About 12 million of the newly unemployed were in North America, Japan and Western Europe, the International Labor Organization said. The jobless jumped by nearly four million in both Eastern Europe and Latin America, while unemployment rates were more stable last year in Asia, Africa and the Middle East.
The figures point to the need for a “global jobs pact” to boost employment around the world, the ILO said.
“Avoiding a jobless recovery is the political priority of today,” ILO chief Juan Somavia said. “We need the same policy decisiveness that saved banks now applied to save and create jobs and livelihoods of people.”
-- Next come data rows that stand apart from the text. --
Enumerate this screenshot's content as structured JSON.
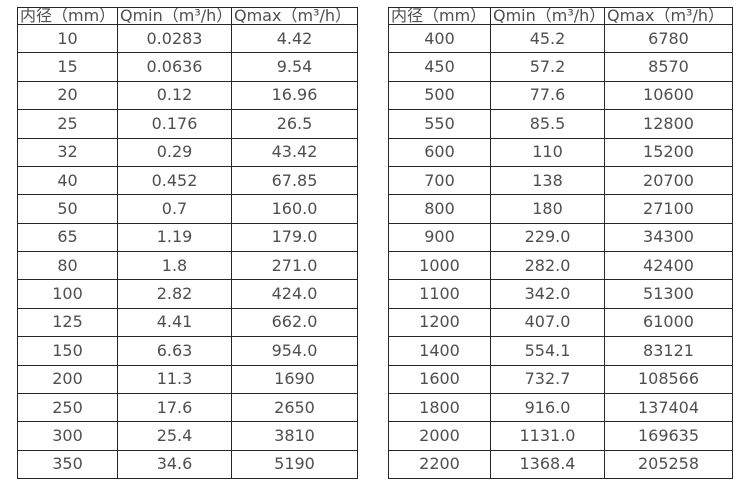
{
  "tables": [
    {
      "name": "small-diameter-flow-ranges",
      "headers": [
        "内径（mm）",
        "Qmin（m³/h）",
        "Qmax（m³/h）"
      ],
      "rows": [
        [
          "10",
          "0.0283",
          "4.42"
        ],
        [
          "15",
          "0.0636",
          "9.54"
        ],
        [
          "20",
          "0.12",
          "16.96"
        ],
        [
          "25",
          "0.176",
          "26.5"
        ],
        [
          "32",
          "0.29",
          "43.42"
        ],
        [
          "40",
          "0.452",
          "67.85"
        ],
        [
          "50",
          "0.7",
          "160.0"
        ],
        [
          "65",
          "1.19",
          "179.0"
        ],
        [
          "80",
          "1.8",
          "271.0"
        ],
        [
          "100",
          "2.82",
          "424.0"
        ],
        [
          "125",
          "4.41",
          "662.0"
        ],
        [
          "150",
          "6.63",
          "954.0"
        ],
        [
          "200",
          "11.3",
          "1690"
        ],
        [
          "250",
          "17.6",
          "2650"
        ],
        [
          "300",
          "25.4",
          "3810"
        ],
        [
          "350",
          "34.6",
          "5190"
        ]
      ]
    },
    {
      "name": "large-diameter-flow-ranges",
      "headers": [
        "内径（mm）",
        "Qmin（m³/h）",
        "Qmax（m³/h）"
      ],
      "rows": [
        [
          "400",
          "45.2",
          "6780"
        ],
        [
          "450",
          "57.2",
          "8570"
        ],
        [
          "500",
          "77.6",
          "10600"
        ],
        [
          "550",
          "85.5",
          "12800"
        ],
        [
          "600",
          "110",
          "15200"
        ],
        [
          "700",
          "138",
          "20700"
        ],
        [
          "800",
          "180",
          "27100"
        ],
        [
          "900",
          "229.0",
          "34300"
        ],
        [
          "1000",
          "282.0",
          "42400"
        ],
        [
          "1100",
          "342.0",
          "51300"
        ],
        [
          "1200",
          "407.0",
          "61000"
        ],
        [
          "1400",
          "554.1",
          "83121"
        ],
        [
          "1600",
          "732.7",
          "108566"
        ],
        [
          "1800",
          "916.0",
          "137404"
        ],
        [
          "2000",
          "1131.0",
          "169635"
        ],
        [
          "2200",
          "1368.4",
          "205258"
        ]
      ]
    }
  ],
  "colors": {
    "border": "#262626",
    "text": "#4f4f4f",
    "background": "#ffffff"
  }
}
In an 82-page report, the Geneva-based agency said it expected unemployment to remain high through 2010, with perhaps an additional 3 million people in the rich world losing their jobs or unable to find employment as they enter the job market.
Not all the unemployed were fired from jobs. The ILO said youth unemployment has increased by over 10 million in the last two years, the worst surge since the agency began compiling global statistics in 1991.
To address the problem, the ILO wants governments to adopt a two-pronged approach of employment creation and better unemployment benefits, even if the latter may prove a disincentive for some people looking for jobs.
It said the global unemployment rate was 6.6 percent last year, but that the true scope of the problem was much worse because over 600 million workers and their families were surviving on less than $1.25 a day. Another 200 million were hovering just above the international poverty line.
And while many workers in the United States and rich nations may fret over their next paycheck, their conditions are invariably better than in other places in the world. The ILO said working conditions were deteriorating especially in areas of low labor productivity, such as sub-Saharan Africa.
The ILO timed its report for Wednesday’s start of the World Economic Forum’s annual meeting in Davos, where 2,500 business and political leaders will spend five days debating financial reforms, job creation strategies and other key elements of economic recovery.